Marmalade should always have a special place in our hearts–and stomachs–says Emma Hughes, who extols the virtues of making your own at this time of year.

For breakfast, this is both the best of times and the worst of times. On the one hand, the first meal of the day has never been so photographed, so elevated, so celebrated in newspapers and colour supplements. on the other, the dishes we’ve loved for decades could soon be wiped out entirely by chia-seed porridge and kale smoothies.

Of all the potential casualties in the war against stodge—sausage sarnies, porridge made with cream, fried bread—the saddest loss would surely be marmalade. Just think of the history: it was James Bond’s toast topping of choice (he always went for Cooper’s Vintage Oxford) and Sir Edmund Hillary took a jar up Everest. Not even Marmite can compete with that.

Made well, it’s also a thing of extraordinary complexity and beauty. A jar of really excellent marmalade looks like something precious that Indiana Jones would have held twinklingly up to the light.

Indiana Jones and the Temple of Doom / Paramount

However, we shouldn’t despair—not yet. For starters, marmalade’s patron saint, Paddington Bear, isn’t going down without a fight. ‘I’m not sure I like the sound of green juice very much,’ he told me over email, via his agent (always a dedicated letter-writer to his Aunt Lucy in Peru, he’s had to become au fait with electronic correspondence since the Paddington film came out in 2014). ‘I expect it would make my toast go soggy. Mr Gruber once told me that a famous person said a meal without wine is like a day without sunshine and I feel much the same way about marmalade. I can’t imagine what life would be like without it.’

If, like him, you’re keen to champion its cause, why not start by whipping up a batch of your own marmalade? Now’s the time. With the chaos of Christmas behind us and joyless January stretching ahead, dedicating a day to peeling and slicing things quietly in the kitchen is surely just what the doctor ordered.

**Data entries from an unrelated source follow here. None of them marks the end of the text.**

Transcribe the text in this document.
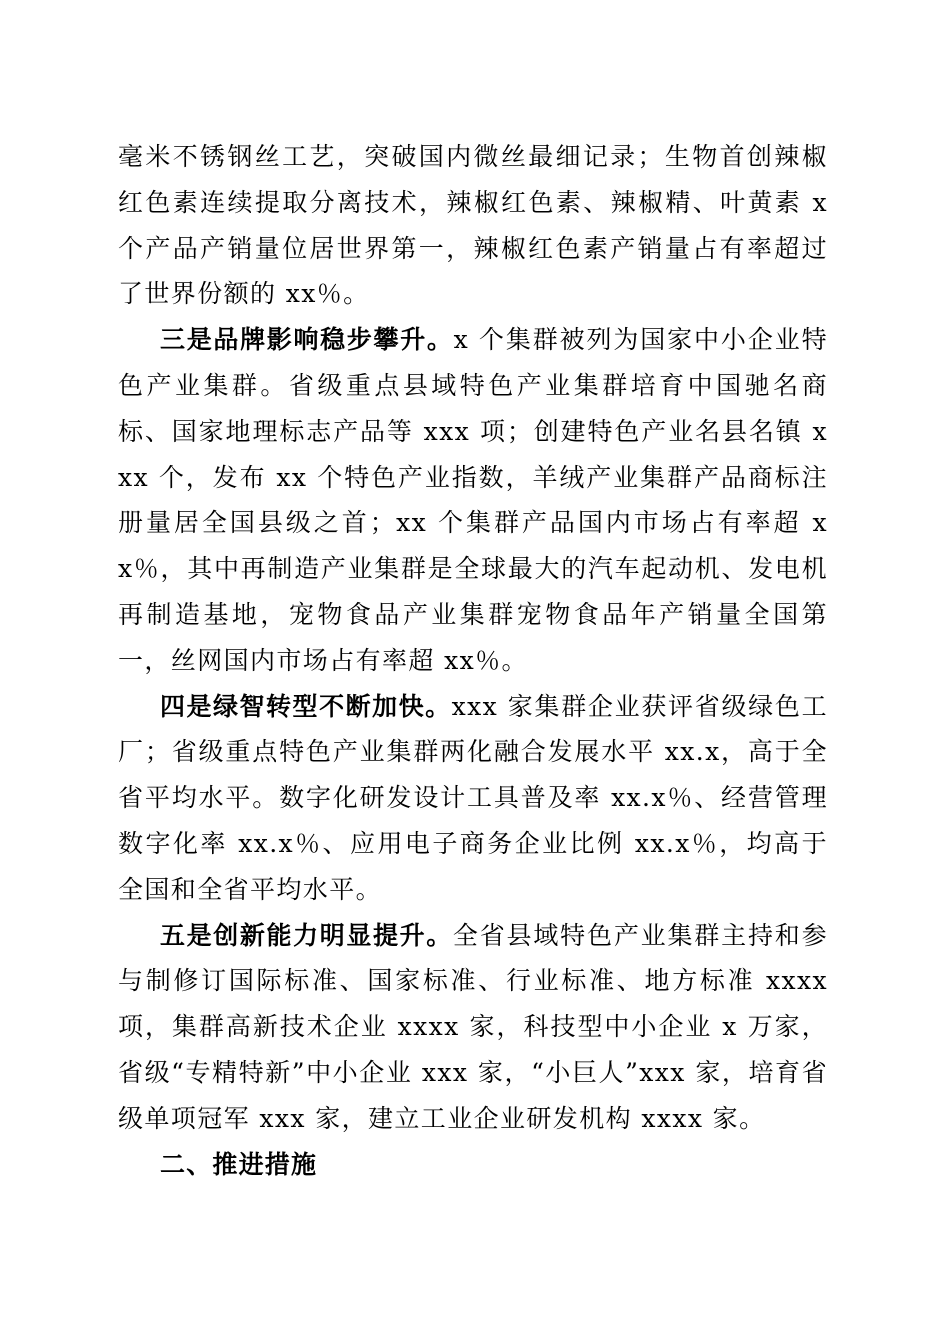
毫米不锈钢丝工艺，突破国内微丝最细记录；生物首创辣椒红色素连续提取分离技术，辣椒红色素、辣椒精、叶黄素 x 个产品产销量位居世界第一，辣椒红色素产销量占有率超过了世界份额的 xx％。

三是品牌影响稳步攀升。x 个集群被列为国家中小企业特色产业集群。省级重点县域特色产业集群培育中国驰名商标、国家地理标志产品等 xxx 项；创建特色产业名县名镇 xxx 个，发布 xx 个特色产业指数，羊绒产业集群产品商标注册量居全国县级之首；xx 个集群产品国内市场占有率超 xx％，其中再制造产业集群是全球最大的汽车起动机、发电机再制造基地，宠物食品产业集群宠物食品年产销量全国第一，丝网国内市场占有率超 xx％。

四是绿智转型不断加快。xxx 家集群企业获评省级绿色工厂；省级重点特色产业集群两化融合发展水平 xx.x，高于全省平均水平。数字化研发设计工具普及率 xx.x％、经营管理数字化率 xx.x％、应用电子商务企业比例 xx.x％，均高于全国和全省平均水平。

五是创新能力明显提升。全省县域特色产业集群主持和参与制修订国际标准、国家标准、行业标准、地方标准 xxxx 项，集群高新技术企业 xxxx 家，科技型中小企业 x 万家，省级“专精特新”中小企业 xxx 家，“小巨人”xxx 家，培育省级单项冠军 xxx 家，建立工业企业研发机构 xxxx 家。

二、推进措施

Of course, you can make perfectly good marmalade from any citrus fruit, but, really, if you’re a first-timer, you want oranges. If you can source Sevilles, which are naturally high in pectin, so much the better (watch Waitrose like a hawk during their short season), but blood oranges are just as good. Look for firm fruits of a uniform size and make sure you freeze any you have left over.

marmalade

Next, you need the right kit. A big, wide-bottomed pan is essential, but don’t fill it too enthusiastically—if it boils over, you’ll spend the rest of the month chipping sugar off your cooker. Try not to let the sugar catch, unless you’re aiming for a finished product that tastes of bonfires. (Speaking of taste, a good slug of booze never goes amiss. Whisky, Campari, even gin—if it goes well with orange juice in a cocktail, it’ll work in marmalade.)

For perfect results every time, there are a few simple rules you can follow. Make sure it’s set (once it’s been at a rolling boil for a quarter of an hour or so, use the ‘wrinkle test’, in which you spoon a little onto a cold saucer, leave it for a minute to cool, then prod it; if it’s ready to pot, it will wrinkle), but don’t be tempted to go past the setting point, unless you like tarmac on your toast.

Give it 15 minutes to stand once it’s ready—if you pour it out while it’s hot, all the peel will rise to the top of the jar. For a gorgeously clear amber result, skim any scum off the top of the marmalade before you pour it into jars.

So what are you waiting for? Dust off your jam pan, put the radio on and get preserving. It’s not merely a pleasure, but your duty. Just ask Paddington.

Make your own marmalade

Sarah Churchill, winner of last year’s World’s Original Marmalade Awards, shares her recipe for Seville-orange marmalade.

   —- IMPORTANT NOTE: Due to an unfortunate error the recipe as printed in Country Life on 18 January specified 135g of sugar instead of 1,350g. The version below is correct and complete —-

Ingredients

  • 675g fresh whole Seville oranges
  • 1 large lemon
  • 1.75 litres water
  • 1,350g granulated white sugar

Equipment

  • Large open pan with lid
  • Sterilised clean glass jars and lids
  • Large spoon
  • A sharp heavy knife
  • Muslin square and string
  • Citrus juicer
  • Jug
  • Jam funnel

Method

  1. Cut the oranges and lemon in half and juice them. Pour the juice into the pan with the water and discard the lemon shell.
  2. Scrape out any remaining pips and membrane from the orange shells with a spoon or small, sharp knife. Spoon this mix into the muslin with any pips from the juicer and tie into a bag with string. Place the muslin bag in the liquid, hanging the string to the side of the pan.
  3. Cut the orange shells into quarters and, then, with the skin side up, slice the skin into the rinds. Choose your thickness of rind to your liking, from fine to chunky. Add these rinds, when chopped, to the liquid and soak overnight.
  4. The following day, bring the pan to the boil, then reduce to a simmer and cook gently for two hours with the lid on until the peel is very soft and tender. The liquid should have reduced by a third.
  5. Remove the muslin bag and squeeze out any liquid from it into the pan.
  6. Warm the sugar in a low oven, then add it to the liquid in the pan.
  7. Dissolve the sugar gently and bring the pan up to a rapid boil. Start to test for a set after five minutes. You can do this by taking a spoonful of marmalade and turning it horizontally. If some marmalade hangs from the side of the spoon, the setting point has been reached.
  8. When the marmalade has reached setting point, turn the heat off. Let it stand for a couple of minutes and remove any scum from the surface with a spoon. Stir the marmalade and pour it into your sterilised jars with a jug and funnel. Screw the the lids on immediately.
  9. Leave to set for 24 hours, then enjoy!